The Purpose Detection engine should determine the set of active purposes that match closely with the user's intent. A reliable mechanism to specify this intent is to ask the user to communicate with MUPPET explicitly via a graphical user interface. MUPPET also provides various implicit mechanisms. Context-aware rules can be defined to activate purposes depending on location, time and other sensor inputs. Authorization-based techniques allow purpose to be granted like a capability to a service provider.

Progress

We have implemented a version of MUPPET targeted for Pocket PCs. We have tested it on various versions of HP iPAQs including the HW6515A model running Microsoft Windows Mobile 2003. The prototype uses the embedded database SQL Server CE to store user data as well as the policies and metadata used in MUPPET. To validate our design, the MUPPET prototype has been integrated with a coupon personalization application for two different service providers in an experimental retail kiosk setting.

Research Funding

This work is funded by Hewlett-Packard Laboratories.

References:

[1] M. Langheinrich. A privacy awareness system for ubiquitous computing environments. In Proceedings of the 4th international conference on Ubiquitous Computing, pp. 237--245, London, UK, 2002.

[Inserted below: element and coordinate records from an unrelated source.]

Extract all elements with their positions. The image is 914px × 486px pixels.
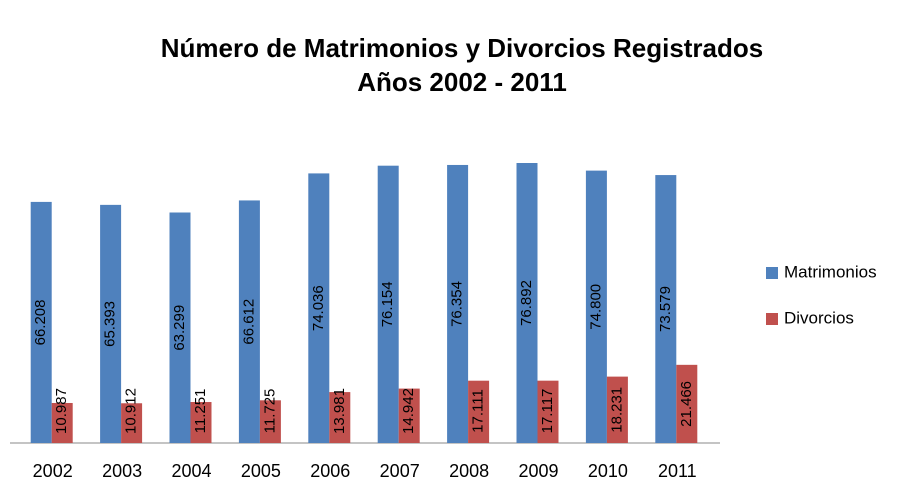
- data-label: 73.579: [657, 286, 674, 332]
- bar: [121, 403, 143, 443]
- data-label: 21.466: [678, 381, 695, 427]
- data-label: 76.354: [449, 281, 466, 327]
- data-label: 76.154: [379, 281, 396, 327]
- data-label: 17.117: [539, 389, 556, 434]
- data-label: 66.612: [240, 299, 257, 345]
- x-tick-label: 2005: [241, 461, 281, 481]
- x-tick-label: 2002: [33, 461, 73, 481]
- data-label: 14.942: [400, 388, 417, 434]
- bar: [238, 200, 260, 443]
- legend-swatch: [766, 313, 778, 325]
- legend-label: Matrimonios: [784, 262, 877, 281]
- bar: [169, 212, 191, 443]
- x-tick-label: 2007: [380, 461, 420, 481]
- data-label: 63.299: [171, 305, 188, 351]
- bar: [308, 173, 330, 444]
- bar: [676, 364, 698, 443]
- x-tick-label: 2003: [102, 461, 142, 481]
- bar: [398, 388, 420, 443]
- bar: [537, 380, 559, 443]
- bar: [606, 376, 628, 443]
- data-label: 10.987: [53, 388, 70, 434]
- bar: [100, 204, 122, 443]
- bar: [329, 392, 351, 443]
- bar: [30, 201, 52, 443]
- x-tick-label: 2008: [449, 461, 489, 481]
- bar: [585, 170, 607, 443]
- data-label: 76.892: [518, 280, 535, 326]
- data-label: 74.800: [587, 284, 604, 330]
- bar: [655, 175, 677, 443]
- legend-swatch: [766, 267, 778, 279]
- bar: [190, 402, 212, 443]
- data-label: 13.981: [331, 388, 348, 434]
- legend-label: Divorcios: [784, 308, 854, 327]
- bar: [377, 165, 399, 443]
- data-label: 65.393: [102, 301, 119, 347]
- bar: [468, 380, 490, 443]
- data-label: 11.725: [261, 389, 278, 434]
- x-tick-label: 2010: [588, 461, 628, 481]
- x-tick-label: 2009: [518, 461, 558, 481]
- chart-subtitle: Años 2002 - 2011: [357, 67, 567, 97]
- bar: [259, 400, 281, 443]
- data-label: 10.912: [123, 388, 140, 434]
- bar: [51, 402, 73, 443]
- data-label: 74.036: [310, 285, 327, 331]
- data-label: 11.251: [192, 389, 209, 434]
- x-tick-label: 2006: [310, 461, 350, 481]
- data-label: 66.208: [32, 300, 49, 346]
- x-tick-label: 2011: [658, 461, 697, 481]
- chart-title: Número de Matrimonios y Divorcios Regist…: [161, 33, 763, 63]
- data-label: 17.111: [470, 389, 487, 433]
- bar: [447, 164, 469, 443]
- bar: [516, 163, 538, 443]
- x-tick-label: 2004: [171, 461, 211, 481]
- data-label: 18.231: [608, 387, 625, 433]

[2]J. I.-A. Hong. An architecture for privacy-sensitive ubiquitous computing. PhD Thesis, University of California at Berkeley, Computer Science Division, 2005.

[3] R. Agrawal, J. Kiernan, R. Srikant, and Y. Xu. Hippocratic databases. In Proceedings of the 28th International Conference on Very Large Databases, Hong Kong, China, August 2002.

[4] J.-W. Byun, E. Bertino, and N. Li. Purpose based access control of complex data for privacy protection. In SACMAT, 2005, pp. 102–110.